I knew things were working, but I didn't know much else. I turned to Mike Graney, a local beekeeper I'd met the previous winter when I was first researching bees. I peppered him with nervous questions.

When I spotted the dreaded varroa destructor, a common bee mite, I frantically queried my new guru. "Are mites a certain mark for death or have you been able to control them?" I wrote him while agonizing over treatment options. One strategy might result in bee diarrhea — that's a thing! — others poisoned the honey. A hive crammed with inedible honey sounded like some Dadaist joke: ceci n'est pas une hive. Graney urged me to keep cool and allow my colony their most important work: growing strong. Weeks passed, and my bees remained unfazed.

When most people are approached by a bee, the common reaction is to flail like a windmill.
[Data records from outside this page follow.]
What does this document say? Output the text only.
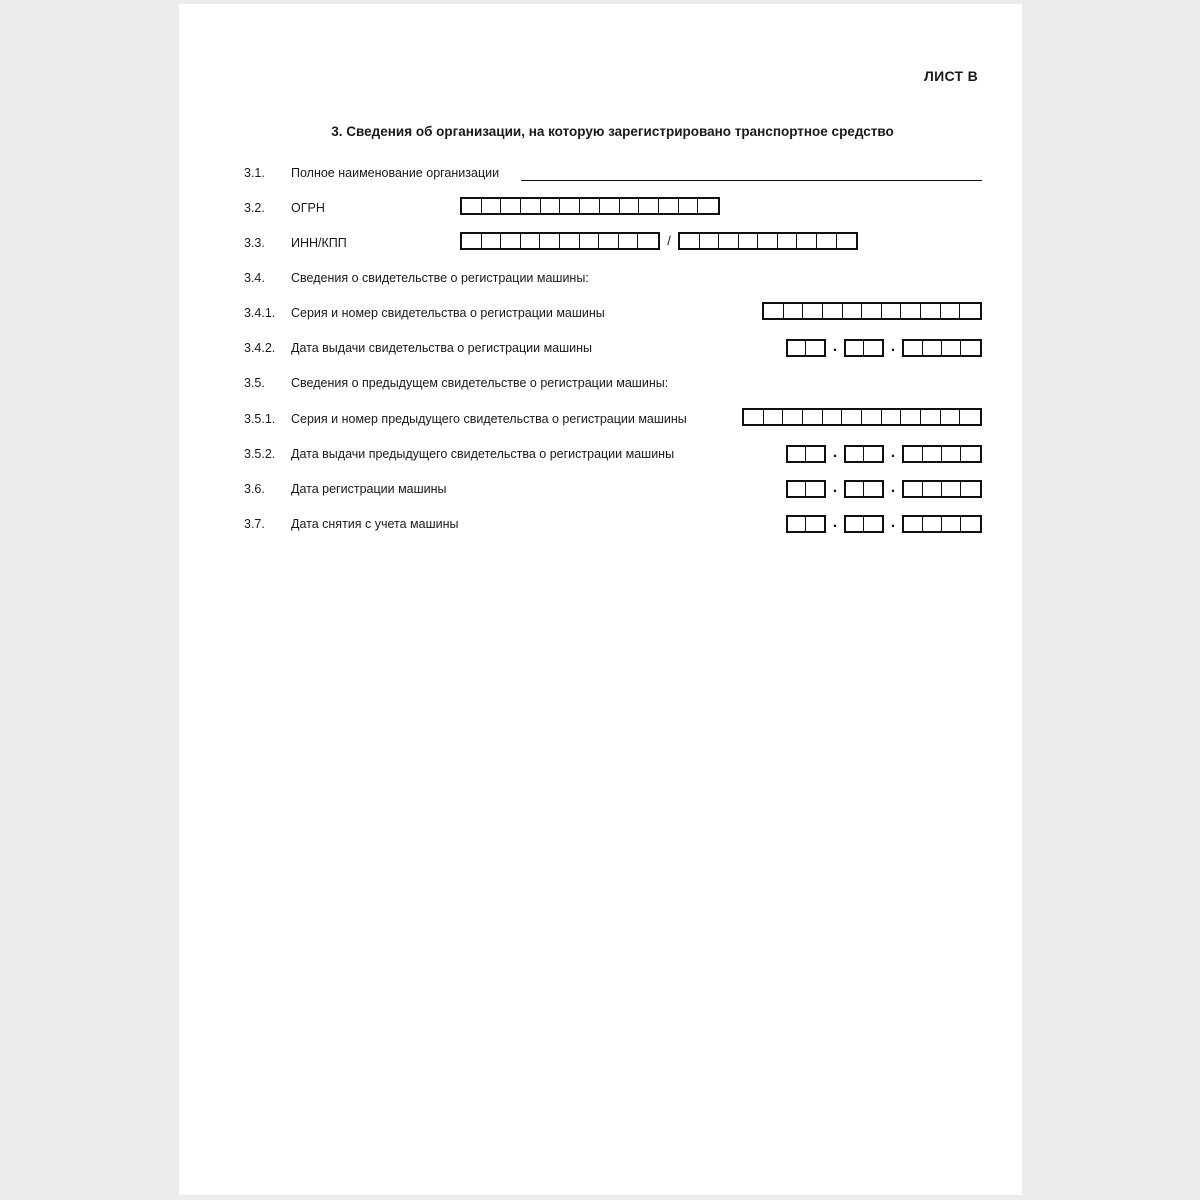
ЛИСТ В
3. Сведения об организации, на которую зарегистрировано транспортное средство
3.1. Полное наименование организации
3.2. ОГРН
3.3. ИНН/КПП	/
3.4. Сведения о свидетельстве о регистрации машины:
3.4.1. Серия и номер свидетельства о регистрации машины
3.4.2. Дата выдачи свидетельства о регистрации машины	.	.
3.5. Сведения о предыдущем свидетельстве о регистрации машины:
3.5.1. Серия и номер предыдущего свидетельства о регистрации машины
3.5.2. Дата выдачи предыдущего свидетельства о регистрации машины	.	.
3.6. Дата регистрации машины	.	.
3.7. Дата снятия с учета машины	.	.
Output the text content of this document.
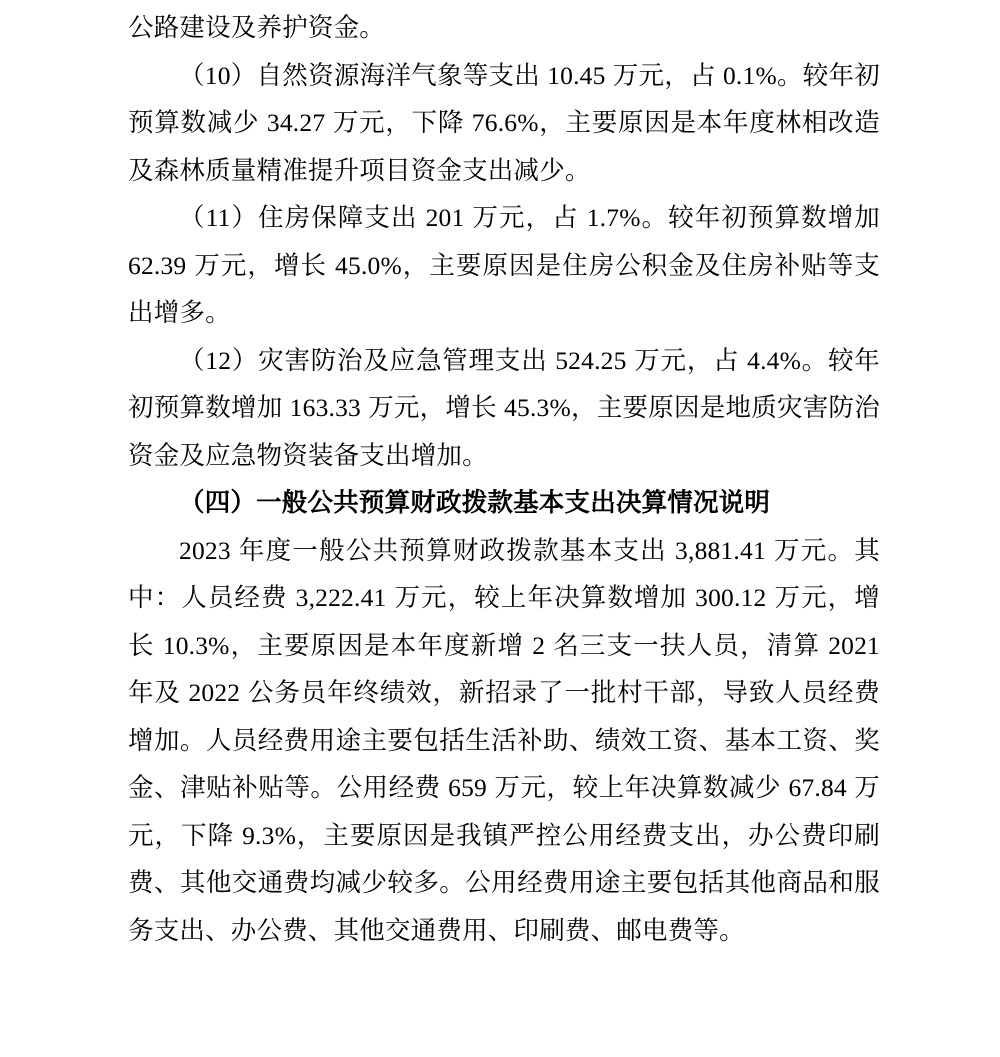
公路建设及养护资金。

（10）自然资源海洋气象等支出 10.45 万元，占 0.1%。较年初预算数减少 34.27 万元，下降 76.6%，主要原因是本年度林相改造及森林质量精准提升项目资金支出减少。

（11）住房保障支出 201 万元，占 1.7%。较年初预算数增加 62.39 万元，增长 45.0%，主要原因是住房公积金及住房补贴等支出增多。

（12）灾害防治及应急管理支出 524.25 万元，占 4.4%。较年初预算数增加 163.33 万元，增长 45.3%，主要原因是地质灾害防治资金及应急物资装备支出增加。

（四）一般公共预算财政拨款基本支出决算情况说明

2023 年度一般公共预算财政拨款基本支出 3,881.41 万元。其中：人员经费 3,222.41 万元，较上年决算数增加 300.12 万元，增长 10.3%，主要原因是本年度新增 2 名三支一扶人员，清算 2021 年及 2022 公务员年终绩效，新招录了一批村干部，导致人员经费增加。人员经费用途主要包括生活补助、绩效工资、基本工资、奖金、津贴补贴等。公用经费 659 万元，较上年决算数减少 67.84 万元，下降 9.3%，主要原因是我镇严控公用经费支出，办公费印刷费、其他交通费均减少较多。公用经费用途主要包括其他商品和服务支出、办公费、其他交通费用、印刷费、邮电费等。
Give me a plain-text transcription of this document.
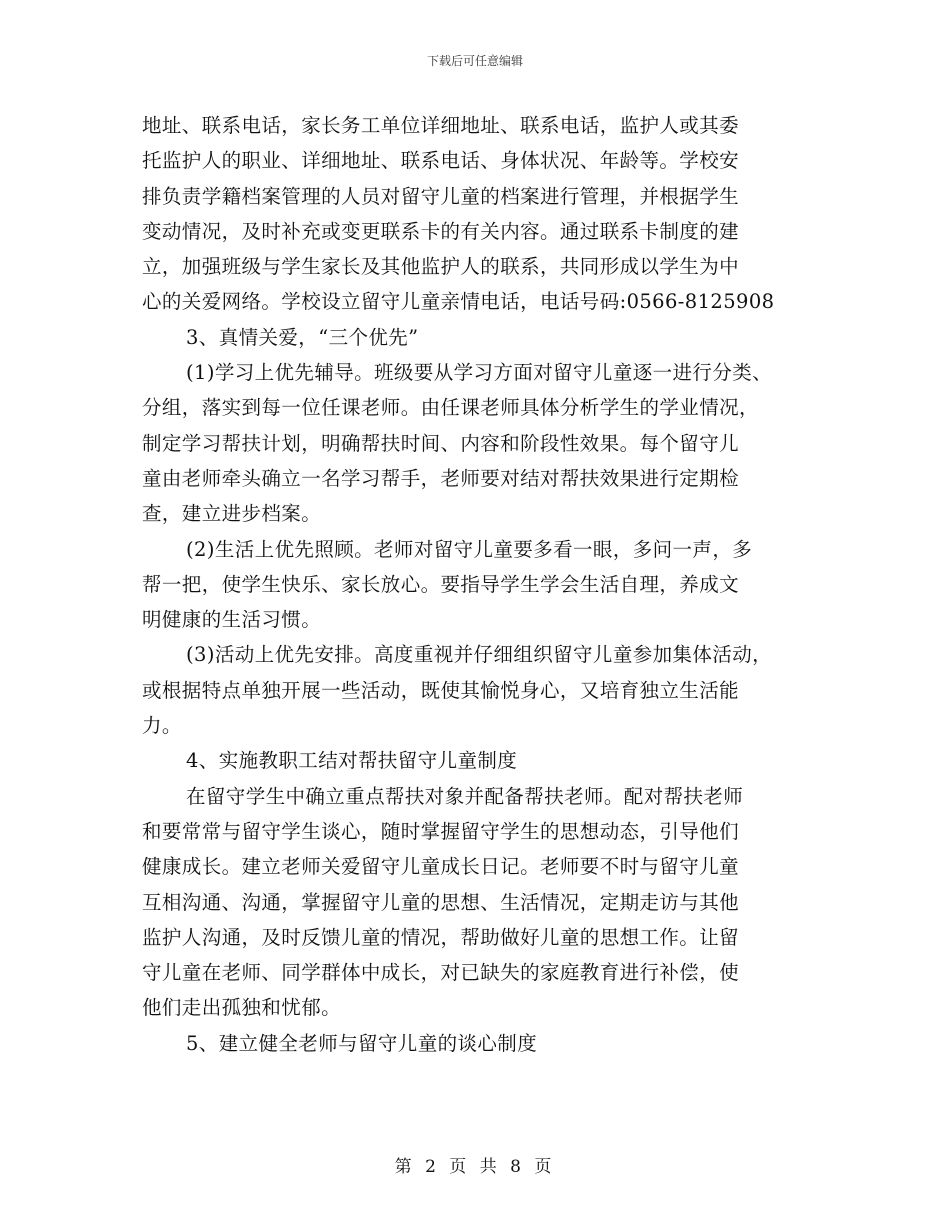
下载后可任意编辑
地址、联系电话，家长务工单位详细地址、联系电话，监护人或其委
托监护人的职业、详细地址、联系电话、身体状况、年龄等。学校安
排负责学籍档案管理的人员对留守儿童的档案进行管理，并根据学生
变动情况，及时补充或变更联系卡的有关内容。通过联系卡制度的建
立，加强班级与学生家长及其他监护人的联系，共同形成以学生为中
心的关爱网络。学校设立留守儿童亲情电话，电话号码:0566-8125908
3、真情关爱，“三个优先”
(1)学习上优先辅导。班级要从学习方面对留守儿童逐一进行分类、
分组，落实到每一位任课老师。由任课老师具体分析学生的学业情况，
制定学习帮扶计划，明确帮扶时间、内容和阶段性效果。每个留守儿
童由老师牵头确立一名学习帮手，老师要对结对帮扶效果进行定期检
查，建立进步档案。
(2)生活上优先照顾。老师对留守儿童要多看一眼，多问一声，多
帮一把，使学生快乐、家长放心。要指导学生学会生活自理，养成文
明健康的生活习惯。
(3)活动上优先安排。高度重视并仔细组织留守儿童参加集体活动，
或根据特点单独开展一些活动，既使其愉悦身心，又培育独立生活能
力。
4、实施教职工结对帮扶留守儿童制度
在留守学生中确立重点帮扶对象并配备帮扶老师。配对帮扶老师
和要常常与留守学生谈心，随时掌握留守学生的思想动态，引导他们
健康成长。建立老师关爱留守儿童成长日记。老师要不时与留守儿童
互相沟通、沟通，掌握留守儿童的思想、生活情况，定期走访与其他
监护人沟通，及时反馈儿童的情况，帮助做好儿童的思想工作。让留
守儿童在老师、同学群体中成长，对已缺失的家庭教育进行补偿，使
他们走出孤独和忧郁。
5、建立健全老师与留守儿童的谈心制度
第 2 页 共 8 页
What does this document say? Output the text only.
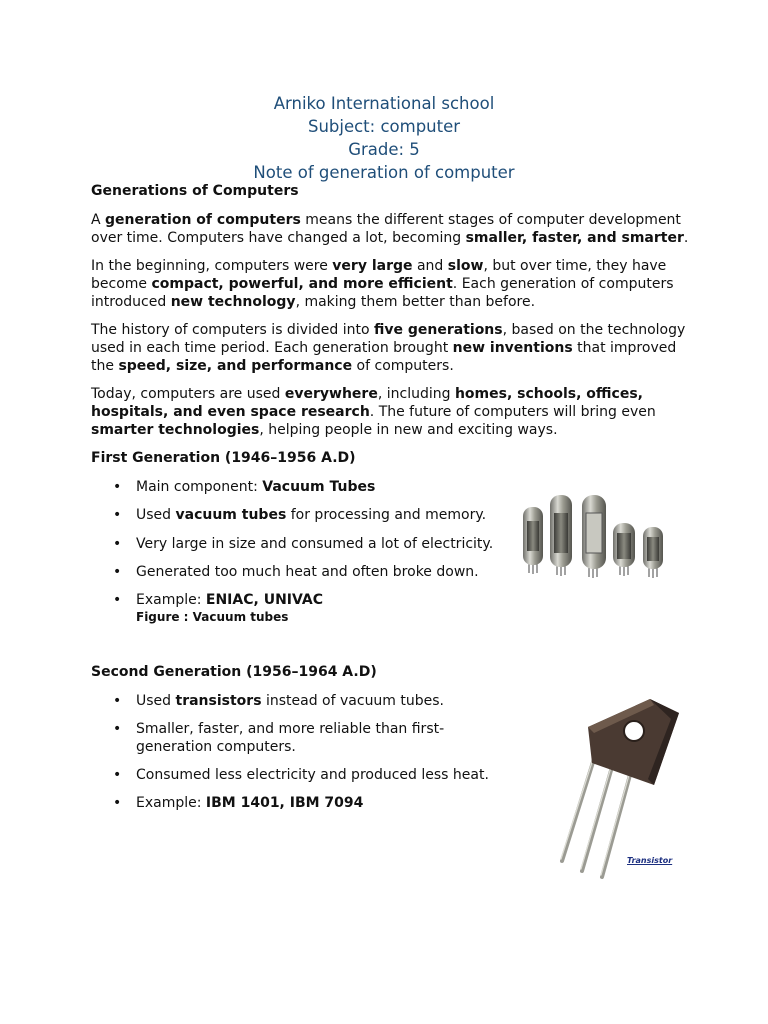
Arniko International school
Subject: computer
Grade: 5
Note of generation of computer
Generations of Computers

A generation of computers means the different stages of computer development over time. Computers have changed a lot, becoming smaller, faster, and smarter.

In the beginning, computers were very large and slow, but over time, they have become compact, powerful, and more efficient. Each generation of computers introduced new technology, making them better than before.

The history of computers is divided into five generations, based on the technology used in each time period. Each generation brought new inventions that improved the speed, size, and performance of computers.

Today, computers are used everywhere, including homes, schools, offices, hospitals, and even space research. The future of computers will bring even smarter technologies, helping people in new and exciting ways.

First Generation (1946–1956 A.D)
• Main component: Vacuum Tubes
• Used vacuum tubes for processing and memory.
• Very large in size and consumed a lot of electricity.
• Generated too much heat and often broke down.
• Example: ENIAC, UNIVAC
Figure : Vacuum tubes
Second Generation (1956–1964 A.D)
• Used transistors instead of vacuum tubes.
• Smaller, faster, and more reliable than first-generation computers.
• Consumed less electricity and produced less heat.
• Example: IBM 1401, IBM 7094
Transistor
When we enter the hive for inspections and maintenance, we resist this instinct. We breathe deeply, and move slowly and deliberately: hive time is meditative. We've been stung. Tim caught his first one after we crushed a bee during inspection. Its sister snapped into a vigilante rage and stung him in the face. I made it all the way to October, when I noticed my glove was vibrating: bees tired of my inspection were stinging with total-body vigor. They tore into milky shreds as I brushed them away. 

I read an article that began, "What doesn't kill bees?" For all the talk of Colony Collapse Disorder, a nationwide phenomenon of vanishing colonies, I have approached my own hive as if mine were immune. But just as I can hardly live my life wondering when I'll end up under a truck, I can't wait poised for hive failure. This summer, my bees made enough honey to feed themselves through the winter. If we make it through, and I hope we do, then we can share.